Paris : le transport aérien et Aéroports de Paris toujours en crise

Le 21.04.2021

Du mois d’avril à juin 2020, le transport aérien a été quasiment mis à l’arrêt dût aux mesures strictes de confinement et la fermeture des frontières pour éviter la propagation de la COVID-19. Aéroports de Paris revoit ses prévisions à la baisse avec le trafic qui a reculé de 63,2% en mars 2021 par rapport à mars 2020 avec 1,32 millions de passagers. Les répercussions sur coronavirus sur le secteur aérien vous seront sont globalement expliqué dans notre autre article juste ici.

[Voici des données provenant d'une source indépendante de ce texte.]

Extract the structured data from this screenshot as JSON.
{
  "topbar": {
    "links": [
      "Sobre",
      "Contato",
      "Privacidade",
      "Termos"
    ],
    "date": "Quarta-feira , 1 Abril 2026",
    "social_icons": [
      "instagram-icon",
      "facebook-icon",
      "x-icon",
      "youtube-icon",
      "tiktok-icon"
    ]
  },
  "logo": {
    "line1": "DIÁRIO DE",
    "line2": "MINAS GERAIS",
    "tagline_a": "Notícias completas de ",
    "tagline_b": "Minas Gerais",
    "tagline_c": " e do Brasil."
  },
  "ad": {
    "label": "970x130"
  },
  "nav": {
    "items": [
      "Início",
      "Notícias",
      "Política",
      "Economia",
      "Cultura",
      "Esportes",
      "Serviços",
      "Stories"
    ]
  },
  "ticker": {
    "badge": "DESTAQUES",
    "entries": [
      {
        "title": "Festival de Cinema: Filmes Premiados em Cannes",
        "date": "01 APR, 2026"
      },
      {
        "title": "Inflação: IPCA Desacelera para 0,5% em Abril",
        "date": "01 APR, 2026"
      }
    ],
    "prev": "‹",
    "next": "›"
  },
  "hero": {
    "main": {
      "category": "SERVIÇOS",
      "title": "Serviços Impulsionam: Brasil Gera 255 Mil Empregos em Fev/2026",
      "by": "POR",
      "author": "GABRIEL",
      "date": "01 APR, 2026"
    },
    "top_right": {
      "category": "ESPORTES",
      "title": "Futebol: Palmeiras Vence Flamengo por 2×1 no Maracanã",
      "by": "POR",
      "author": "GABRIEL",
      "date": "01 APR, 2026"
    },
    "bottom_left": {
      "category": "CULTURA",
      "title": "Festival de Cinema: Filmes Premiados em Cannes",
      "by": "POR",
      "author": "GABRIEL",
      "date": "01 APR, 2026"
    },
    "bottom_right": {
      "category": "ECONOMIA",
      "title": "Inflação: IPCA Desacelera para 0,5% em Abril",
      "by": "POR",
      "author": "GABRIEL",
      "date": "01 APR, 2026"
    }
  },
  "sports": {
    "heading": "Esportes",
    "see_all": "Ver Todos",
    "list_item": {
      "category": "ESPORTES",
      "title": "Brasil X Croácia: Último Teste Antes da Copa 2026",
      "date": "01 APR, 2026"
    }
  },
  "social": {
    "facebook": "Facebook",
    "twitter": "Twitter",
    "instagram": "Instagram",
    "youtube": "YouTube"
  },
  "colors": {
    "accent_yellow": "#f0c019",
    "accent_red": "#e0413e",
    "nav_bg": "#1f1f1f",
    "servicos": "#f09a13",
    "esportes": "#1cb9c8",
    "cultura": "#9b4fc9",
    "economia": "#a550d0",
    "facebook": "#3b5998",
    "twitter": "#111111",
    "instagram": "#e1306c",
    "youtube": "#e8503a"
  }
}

Le COVID aura vraiment impacté tous les domaines

Trafic perturbé = des emplois mis en périls

C’est inédit, on estime que 25 millions d’emplois dans l’aviation seraient menacés dans le monde. Le secteur aérien fait vivre directement et/ou indirectement 65,5 millions de personnes, dont 2,7 millions sont employées par des compagnies. Ces chiffres exorbitants représentent une réelles menaces économique qui plane sur 0,35% de la population mondiale et de nombreux pays.
A cause de la crise sanitaire, le groupe ADP a perdu plus de 2,5 milliards d’euros. Le gestionnaire des aéroports parisiens donc envisage un plan de suppression d’emplois. Le Comité Social et Economique (CSE) souhaiterait réaliser de 10% à 15% d’économies grâce à la baisse de la masse salariale. Les actionnaires vont également pâtir de la situation car eux, n’auront pas de dividende.
Selon la CGT « Les négociations devraient aboutir avant la fin octobre » pour que le coût des restructurations « soit inscrit dans le budget de 2020 », explique le syndicat. Elle a déjà annoncé les grandes lignes dès le 9 juillet pour y parvenir : « un accord d'activité partielle de longue durée, un accord de performance collective et un dispositif de rupture conventionnelle ».
En clair, selon les calculs du syndicat, la direction pourrait négocier jusqu'à 600 départs aéroports de Paris. Au-delà, de ce plan de suppression d'emplois, les syndicats et notamment la CGT redoutent que ces négociations « s'attaquent à la structure sociale de l'entreprise », comme la baisse ou la suppression des primes, une remise en cause du temps de travail, la diminution des congés…

Source : Le Parisien

Une réduction du trafic qui persiste

Le trafic de Paris aéroport est en baisse de -69,4% en 2020 par rapport à 2019, avec 33,1 millions de passagers accueillis, contre 108 millions de passagers l’an passé. Cependant, le trafic est aussi en baisse de 84,7% par rapport à mars 2019.
Les résultats annuels 2020 du Groupe ADP montrent que le Chiffre d’Affaires est en baisse de 54,5% sois 2,14 milliards d’euros en raison de la pandémie de Covid-19 et l’EBITDA (Earnings, Before, Interest, Taxes, Depreciation, and Amortization) est positif à plus de 168 millions d’euros (à cause de la baisse du chiffre d’affaires).

Des prévisions inquiétantes

Le groupe ADP déclare que le trafic aérien pourrait revenir au niveau atteint en 2019 dans une période comprise entre 2024 et 2027. Pendant ce temps de nombreuses année compliquées attendent le domaine aérien pour espérer un retour quasi à la normale.
Eurocontrol estime que la pandémie fera perdre au total 10 ans de croissance au trafic aérien européen. Toutefois, ce coup de frein au développement repousse d'autant le risque d'une saturation des infrastructures et facilitera l'objectif de neutralité carbone à 2050.
Pour Airbus, l’ensemble des compagnies aériennes auront besoin de 39 000 nouveaux avions d'ici 2040 malgré l’impact du COVID. Cette prévision reste identique à celle formulée par l'avionneur européen avant l’arrivée de la pandémie de Covid-19. Des ambitions qui semblent spécialement optimistes, alors que la filière aéronautique a connu durant 2 ans consécutifs un coup d’arrêt sans précédent au niveau mondial en raison de la vague épidémique du coronavirus. A l’époque, le groupe Airbus estimait que ce chiffre de 39 000 avions neufs serait atteint en 2038. L’imprévu nommé « COVID-19 », à causé un retard des prévisions de Airbus repoussant cette prévision à de 2ans sois donc 2040. Mais selon l’avionneur, si la pandémie a ralenti cette trajectoire, la donne n’a pas fondamentalement changé pour autant.